И из конторы он стал отлучаться еще чаще, срывая плохое настроение на бедном зверье и на рыбах. Но когда в конце года мы получили из Болоньи известие, что Ада выздоровела и вот-вот вернется домой, он не показался мне слишком счастливым. Привык ли он к тете Марии или видел ее так редко, что выносить ее присутствие стало ему легко и даже приятно? Разумеется, он не проговорился о своем недовольстве, разве лишь выразил сомнение в том, что Ада поступила правильно, поторопившись покинуть санаторий: надо было сначала гарантировать себя от возможности рецидива. И в самом деле, когда она вскоре – еще той же зимой – оказалась вынуждена вновь вернуться в Болонью, он торжествующе заявил:

– Ну? Что я говорил?

Не думаю, впрочем, чтобы в этом торжестве была какая-нибудь иная радость, помимо той, которую он всегда так живо ощущал, когда ему удавалось что-либо предвидеть. Он не желал зла Аде, но охотно подержал бы ее подольше в Болонье.

Когда Ада вернулась, Аугуста была прикована к постели в связи с рождением маленького Альфио, но вела она себя просто трогательно. Она пожелала, чтобы я пошел на вокзал с цветами и сказал Аде, что она хочет видеть ее сегодня же. А если Ада не сможет заехать к ней прямо с вокзала, она просит, чтобы я не мешкая воротился домой: ей не терпится узнать, как Ада выглядит – полностью ли вернулась к ней ее прежняя красота, которой так гордилось все семейство.

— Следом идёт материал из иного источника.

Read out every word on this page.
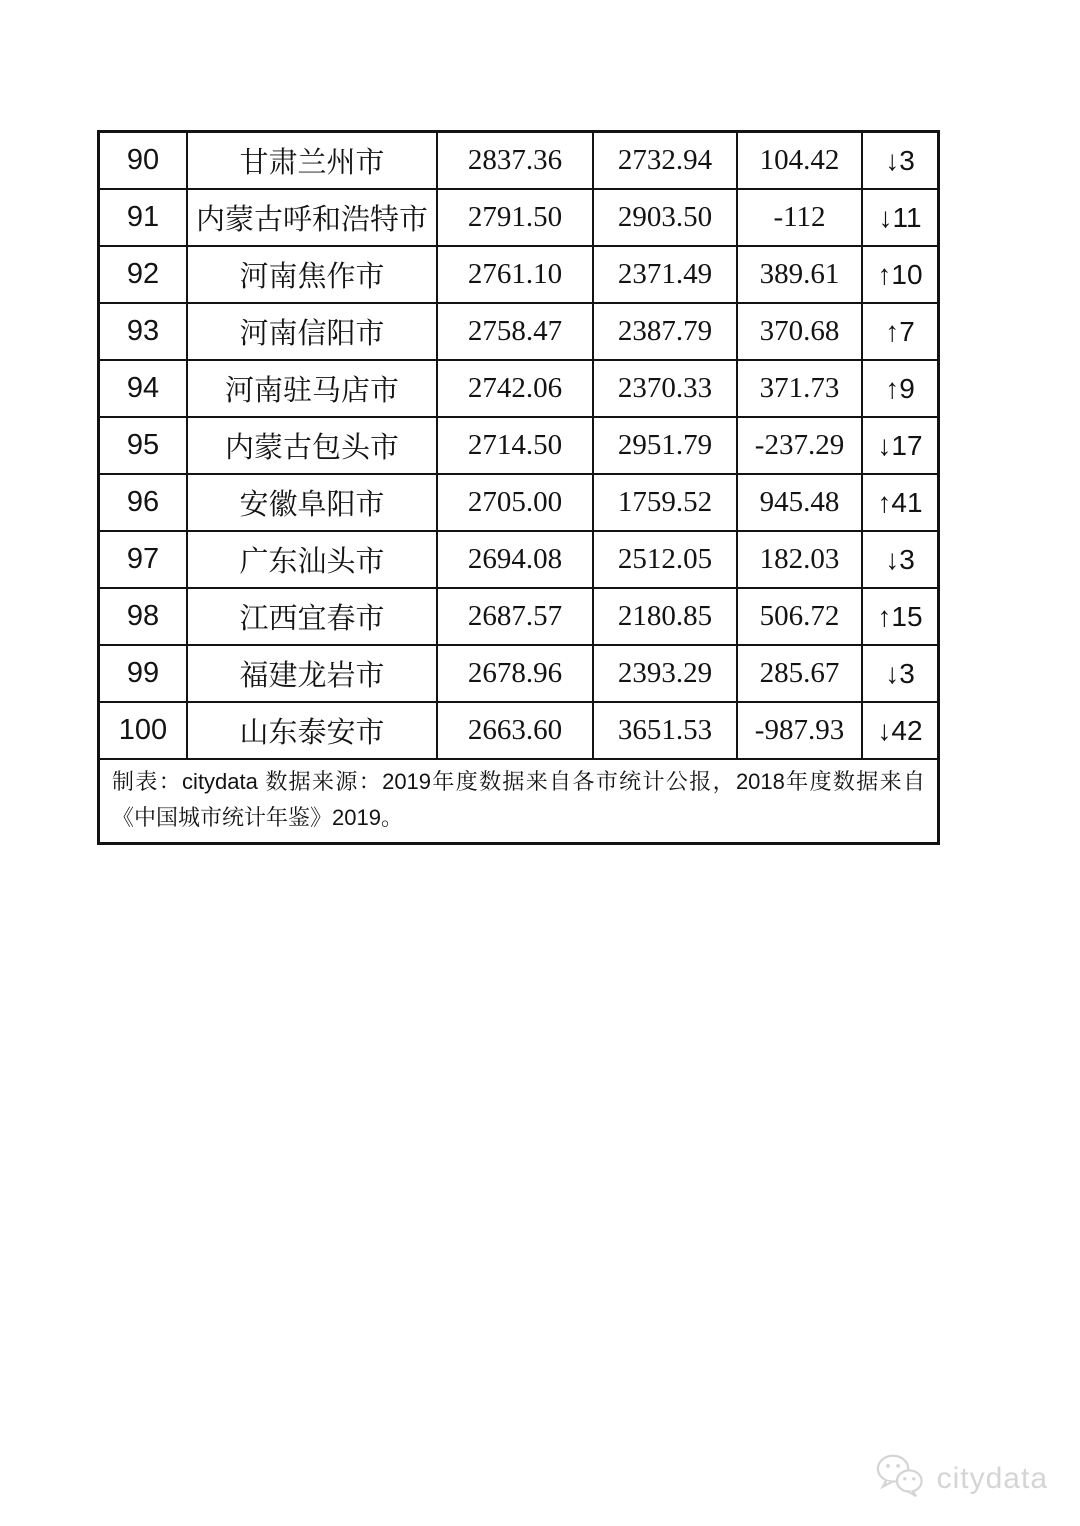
90	甘肃兰州市	2837.36	2732.94	104.42	↓3
91	内蒙古呼和浩特市	2791.50	2903.50	-112	↓11
92	河南焦作市	2761.10	2371.49	389.61	↑10
93	河南信阳市	2758.47	2387.79	370.68	↑7
94	河南驻马店市	2742.06	2370.33	371.73	↑9
95	内蒙古包头市	2714.50	2951.79	-237.29	↓17
96	安徽阜阳市	2705.00	1759.52	945.48	↑41
97	广东汕头市	2694.08	2512.05	182.03	↓3
98	江西宜春市	2687.57	2180.85	506.72	↑15
99	福建龙岩市	2678.96	2393.29	285.67	↓3
100	山东泰安市	2663.60	3651.53	-987.93	↓42
制表：citydata 数据来源：2019年度数据来自各市统计公报，2018年度数据来自《中国城市统计年鉴》2019。
citydata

На вокзал пришли я, Гуидо и Альберта – одна, без матери, потому что синьора Мальфенти проводила теперь большую часть времени подле Аугусты. Сидя на скамейке, Гуидо пытался убедить нас в том, что он безумно рад возвращению Ады, но Альберта слушала его весьма рассеянно: для того чтобы – как она сказала мне позже – ничего ему не отвечать. Что касается меня, то притворяться перед Гуидо мне не стоило теперь никакого труда. Я привык делать вид, что не замечаю предпочтения, которое он оказывает Кармен, и ни разу не осмелился намекнуть ему на его прегрешения перед женой. Поэтому мне и сейчас было нетрудно притворяться, что я внимательно его слушаю и любуюсь радостью, которую он испытывает в связи с возвращением обожаемой жены.

Когда поезд ровно в полдень подошел к вокзалу, Гуидо бросился вперед, чтобы первым подбежать к жене, которая выходила из вагона. Он обнял ее и нежно поцеловал. И я, глядя на его согнутую спину – он наклонился, чтобы поцеловать жену, которая была меньше его ростом, – подумал: «Что за актер!» Потом он взял Аду за руку и подвел к нам:

– Вот она: совсем такая же, какой мы ее любили!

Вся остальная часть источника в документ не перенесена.